64 Cores of Rendering Madness: The AMD Threadripper Pro 3995WX Review

Name: 64 Cores of Rendering Madness: The AMD Threadripper Pro 3995WX Review
Item: 64 Cores of Rendering Madness: The AMD Threadripper Pro 3995WX Review
Author: Dr. Ian Cutress

by Dr. Ian Cutress on February 9, 2021 9:00 AM EST

118 Comments | Add A Comment

118 Comments

CPU Tests: Simulation

Simulation and Science have a lot of overlap in the benchmarking world, however for this distinction we’re separating into two segments mostly based on the utility of the resulting data. The benchmarks that fall under Science have a distinct use for the data they output – in our Simulation section, these act more like synthetics but at some level are still trying to simulate a given environment.

DigiCortex v1.35: link

DigiCortex is a pet project for the visualization of neuron and synapse activity in the brain. The software comes with a variety of benchmark modes, and we take the small benchmark which runs a 32k neuron/1.8B synapse simulation, similar to a small slug.

The results on the output are given as a fraction of whether the system can simulate in real-time, so anything above a value of one is suitable for real-time work. The benchmark offers a 'no firing synapse' mode, which in essence detects DRAM and bus speed, however we take the firing mode which adds CPU work with every firing.

The software originally shipped with a benchmark that recorded the first few cycles and output a result. So while fast multi-threaded processors this made the benchmark last less than a few seconds, slow dual-core processors could be running for almost an hour. There is also the issue of DigiCortex starting with a base neuron/synapse map in ‘off mode’, giving a high result in the first few cycles as none of the nodes are currently active. We found that the performance settles down into a steady state after a while (when the model is actively in use), so we asked the author to allow for a ‘warm-up’ phase and for the benchmark to be the average over a second sample time.

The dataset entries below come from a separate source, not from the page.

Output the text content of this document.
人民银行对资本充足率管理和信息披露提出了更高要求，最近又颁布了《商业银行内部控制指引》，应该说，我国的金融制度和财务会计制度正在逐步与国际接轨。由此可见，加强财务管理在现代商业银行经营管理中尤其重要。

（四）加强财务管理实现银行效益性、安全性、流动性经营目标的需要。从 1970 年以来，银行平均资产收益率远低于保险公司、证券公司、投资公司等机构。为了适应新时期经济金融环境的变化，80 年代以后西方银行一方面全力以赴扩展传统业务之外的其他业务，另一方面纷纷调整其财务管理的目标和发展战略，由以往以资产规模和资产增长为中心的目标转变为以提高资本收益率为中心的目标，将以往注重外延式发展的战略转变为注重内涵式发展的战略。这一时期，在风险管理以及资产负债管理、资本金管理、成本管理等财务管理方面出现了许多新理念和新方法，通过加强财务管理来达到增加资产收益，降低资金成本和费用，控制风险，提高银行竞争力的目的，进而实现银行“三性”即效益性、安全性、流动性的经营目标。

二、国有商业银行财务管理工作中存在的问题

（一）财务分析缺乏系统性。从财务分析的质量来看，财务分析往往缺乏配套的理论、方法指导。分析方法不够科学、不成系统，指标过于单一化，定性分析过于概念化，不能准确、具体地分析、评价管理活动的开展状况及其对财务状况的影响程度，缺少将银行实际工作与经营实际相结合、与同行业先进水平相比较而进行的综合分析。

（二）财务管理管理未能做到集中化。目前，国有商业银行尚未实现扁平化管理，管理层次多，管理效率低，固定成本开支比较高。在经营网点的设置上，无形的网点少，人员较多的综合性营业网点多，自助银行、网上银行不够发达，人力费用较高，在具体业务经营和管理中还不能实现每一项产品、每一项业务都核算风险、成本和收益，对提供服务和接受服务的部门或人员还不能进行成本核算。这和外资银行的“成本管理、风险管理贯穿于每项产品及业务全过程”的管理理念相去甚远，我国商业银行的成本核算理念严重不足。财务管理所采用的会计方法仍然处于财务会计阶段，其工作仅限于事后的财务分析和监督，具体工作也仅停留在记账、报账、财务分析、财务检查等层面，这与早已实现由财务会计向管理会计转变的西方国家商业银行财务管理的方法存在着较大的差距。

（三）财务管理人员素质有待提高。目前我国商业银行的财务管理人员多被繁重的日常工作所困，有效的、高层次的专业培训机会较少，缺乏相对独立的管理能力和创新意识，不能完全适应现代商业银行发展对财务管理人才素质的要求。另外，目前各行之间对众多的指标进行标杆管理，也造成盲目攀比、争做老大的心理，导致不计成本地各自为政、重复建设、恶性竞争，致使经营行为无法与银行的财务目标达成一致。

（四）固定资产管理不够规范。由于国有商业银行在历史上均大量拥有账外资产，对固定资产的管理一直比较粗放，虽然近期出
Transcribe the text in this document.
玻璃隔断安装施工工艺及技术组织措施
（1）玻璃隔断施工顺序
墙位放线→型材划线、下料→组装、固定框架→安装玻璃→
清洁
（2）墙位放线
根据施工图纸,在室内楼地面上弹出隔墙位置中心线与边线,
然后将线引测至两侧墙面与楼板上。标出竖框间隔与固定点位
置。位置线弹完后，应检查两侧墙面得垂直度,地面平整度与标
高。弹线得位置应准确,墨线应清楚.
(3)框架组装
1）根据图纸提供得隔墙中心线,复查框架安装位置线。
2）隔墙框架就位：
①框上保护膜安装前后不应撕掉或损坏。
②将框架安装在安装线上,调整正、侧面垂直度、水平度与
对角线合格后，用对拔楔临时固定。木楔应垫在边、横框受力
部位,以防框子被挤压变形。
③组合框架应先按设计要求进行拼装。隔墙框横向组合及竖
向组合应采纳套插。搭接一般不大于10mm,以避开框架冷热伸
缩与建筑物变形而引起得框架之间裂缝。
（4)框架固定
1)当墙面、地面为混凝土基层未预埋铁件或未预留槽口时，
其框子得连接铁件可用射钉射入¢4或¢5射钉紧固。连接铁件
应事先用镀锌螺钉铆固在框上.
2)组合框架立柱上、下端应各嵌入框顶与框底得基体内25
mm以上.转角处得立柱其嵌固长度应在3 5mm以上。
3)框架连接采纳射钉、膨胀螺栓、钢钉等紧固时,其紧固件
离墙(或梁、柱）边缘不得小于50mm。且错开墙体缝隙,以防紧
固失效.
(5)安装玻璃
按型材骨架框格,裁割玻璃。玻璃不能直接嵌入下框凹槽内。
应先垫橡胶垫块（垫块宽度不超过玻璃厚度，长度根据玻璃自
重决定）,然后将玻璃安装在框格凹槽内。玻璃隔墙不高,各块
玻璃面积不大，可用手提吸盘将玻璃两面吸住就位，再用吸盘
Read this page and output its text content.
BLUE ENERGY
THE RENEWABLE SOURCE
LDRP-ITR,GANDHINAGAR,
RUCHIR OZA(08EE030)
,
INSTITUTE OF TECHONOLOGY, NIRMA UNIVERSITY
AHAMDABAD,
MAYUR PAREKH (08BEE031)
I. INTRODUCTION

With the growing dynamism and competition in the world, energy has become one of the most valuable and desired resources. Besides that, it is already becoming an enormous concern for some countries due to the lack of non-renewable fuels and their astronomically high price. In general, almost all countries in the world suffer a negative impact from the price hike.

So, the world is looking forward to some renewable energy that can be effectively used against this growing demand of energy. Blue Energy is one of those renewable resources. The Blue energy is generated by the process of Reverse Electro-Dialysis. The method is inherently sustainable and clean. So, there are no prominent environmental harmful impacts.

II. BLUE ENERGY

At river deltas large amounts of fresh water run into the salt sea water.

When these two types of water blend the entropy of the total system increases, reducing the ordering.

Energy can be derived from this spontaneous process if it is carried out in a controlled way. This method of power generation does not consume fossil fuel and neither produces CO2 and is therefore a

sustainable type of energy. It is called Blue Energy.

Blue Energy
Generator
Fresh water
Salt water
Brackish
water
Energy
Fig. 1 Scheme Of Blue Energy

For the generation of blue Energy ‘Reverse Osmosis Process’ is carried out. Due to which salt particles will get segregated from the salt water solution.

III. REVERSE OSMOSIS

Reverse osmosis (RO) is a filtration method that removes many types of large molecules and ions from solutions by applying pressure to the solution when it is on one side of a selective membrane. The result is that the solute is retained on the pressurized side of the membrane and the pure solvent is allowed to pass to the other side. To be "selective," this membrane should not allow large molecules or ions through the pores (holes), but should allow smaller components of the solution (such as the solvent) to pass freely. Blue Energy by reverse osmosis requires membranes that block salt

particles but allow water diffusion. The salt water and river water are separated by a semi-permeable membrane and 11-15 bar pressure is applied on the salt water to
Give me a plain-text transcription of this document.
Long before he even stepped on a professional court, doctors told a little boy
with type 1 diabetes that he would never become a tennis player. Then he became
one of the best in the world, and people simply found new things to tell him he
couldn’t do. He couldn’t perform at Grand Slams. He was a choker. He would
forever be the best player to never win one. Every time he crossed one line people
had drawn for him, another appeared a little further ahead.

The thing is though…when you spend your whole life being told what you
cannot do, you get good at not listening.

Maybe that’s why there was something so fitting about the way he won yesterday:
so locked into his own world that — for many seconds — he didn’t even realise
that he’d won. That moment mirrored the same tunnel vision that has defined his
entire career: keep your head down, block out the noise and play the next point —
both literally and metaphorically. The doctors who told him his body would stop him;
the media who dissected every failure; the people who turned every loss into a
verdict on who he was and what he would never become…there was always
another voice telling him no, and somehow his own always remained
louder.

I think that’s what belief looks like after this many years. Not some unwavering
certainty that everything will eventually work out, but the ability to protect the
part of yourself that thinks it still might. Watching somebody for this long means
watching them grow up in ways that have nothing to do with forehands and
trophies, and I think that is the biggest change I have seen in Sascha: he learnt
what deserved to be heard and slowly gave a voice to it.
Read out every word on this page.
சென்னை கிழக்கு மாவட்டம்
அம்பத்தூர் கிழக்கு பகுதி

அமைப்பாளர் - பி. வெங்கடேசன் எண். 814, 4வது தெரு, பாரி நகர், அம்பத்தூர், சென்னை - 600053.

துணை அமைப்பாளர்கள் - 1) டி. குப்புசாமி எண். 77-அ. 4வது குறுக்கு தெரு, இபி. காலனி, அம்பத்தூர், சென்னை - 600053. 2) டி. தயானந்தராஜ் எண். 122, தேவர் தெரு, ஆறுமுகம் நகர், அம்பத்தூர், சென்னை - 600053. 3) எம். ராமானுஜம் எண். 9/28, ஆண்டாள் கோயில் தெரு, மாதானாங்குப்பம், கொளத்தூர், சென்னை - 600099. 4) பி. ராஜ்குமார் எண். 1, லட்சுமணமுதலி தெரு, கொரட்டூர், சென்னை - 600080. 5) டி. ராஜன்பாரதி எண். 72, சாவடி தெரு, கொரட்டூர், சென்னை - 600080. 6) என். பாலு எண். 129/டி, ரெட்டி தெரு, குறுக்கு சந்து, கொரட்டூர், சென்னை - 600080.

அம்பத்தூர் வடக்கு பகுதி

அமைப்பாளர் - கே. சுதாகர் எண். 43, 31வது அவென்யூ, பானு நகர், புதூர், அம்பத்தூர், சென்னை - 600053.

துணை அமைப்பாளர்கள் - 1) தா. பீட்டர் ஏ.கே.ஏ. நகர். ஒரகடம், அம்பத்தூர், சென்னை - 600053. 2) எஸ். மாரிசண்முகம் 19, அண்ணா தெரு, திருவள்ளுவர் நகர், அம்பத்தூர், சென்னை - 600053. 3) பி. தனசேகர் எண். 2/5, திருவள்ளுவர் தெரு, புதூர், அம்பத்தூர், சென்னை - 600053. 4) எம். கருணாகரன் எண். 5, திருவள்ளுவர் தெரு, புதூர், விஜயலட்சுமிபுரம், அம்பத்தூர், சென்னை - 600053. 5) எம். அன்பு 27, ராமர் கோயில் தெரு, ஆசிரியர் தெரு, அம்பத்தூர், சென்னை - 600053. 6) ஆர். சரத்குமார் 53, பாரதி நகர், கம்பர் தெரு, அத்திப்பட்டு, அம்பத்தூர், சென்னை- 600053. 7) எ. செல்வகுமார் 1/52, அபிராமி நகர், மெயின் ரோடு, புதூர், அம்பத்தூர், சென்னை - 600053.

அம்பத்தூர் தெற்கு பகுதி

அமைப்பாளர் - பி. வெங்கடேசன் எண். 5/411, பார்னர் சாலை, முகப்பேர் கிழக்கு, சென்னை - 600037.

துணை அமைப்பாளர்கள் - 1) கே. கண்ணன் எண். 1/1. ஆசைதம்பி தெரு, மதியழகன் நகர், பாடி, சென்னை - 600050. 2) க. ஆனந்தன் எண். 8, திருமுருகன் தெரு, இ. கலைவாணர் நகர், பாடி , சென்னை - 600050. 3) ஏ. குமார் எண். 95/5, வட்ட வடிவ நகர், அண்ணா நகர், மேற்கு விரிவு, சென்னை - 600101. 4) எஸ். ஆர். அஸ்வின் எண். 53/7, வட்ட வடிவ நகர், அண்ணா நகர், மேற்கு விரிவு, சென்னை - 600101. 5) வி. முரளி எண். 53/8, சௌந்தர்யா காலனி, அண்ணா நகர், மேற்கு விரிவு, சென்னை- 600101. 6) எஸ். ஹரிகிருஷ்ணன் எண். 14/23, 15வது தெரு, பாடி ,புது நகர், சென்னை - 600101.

For our test, we give the benchmark 20000 cycles to warm up and then take the data over the next 10000 cycles seconds for the test – on a modern processor this takes 30 seconds and 150 seconds respectively. This is then repeated a minimum of 10 times, with the first three results rejected. Results are shown as a multiple of real-time calculation.

(3-1) DigiCortex 1.35 (32k Neuron, 1.8B Synapse)

This test prefers monolithic silicon with proportionally lots of memory bandwidth, which means that we get somewhat of an equalling of results here. The top result in our benchmark database is actually single chiplet Ryzen.

Dwarf Fortress 0.44.12: Link

Another long standing request for our benchmark suite has been Dwarf Fortress, a popular management/roguelike indie video game, first launched in 2006 and still being regularly updated today, aiming for a Steam launch sometime in the future.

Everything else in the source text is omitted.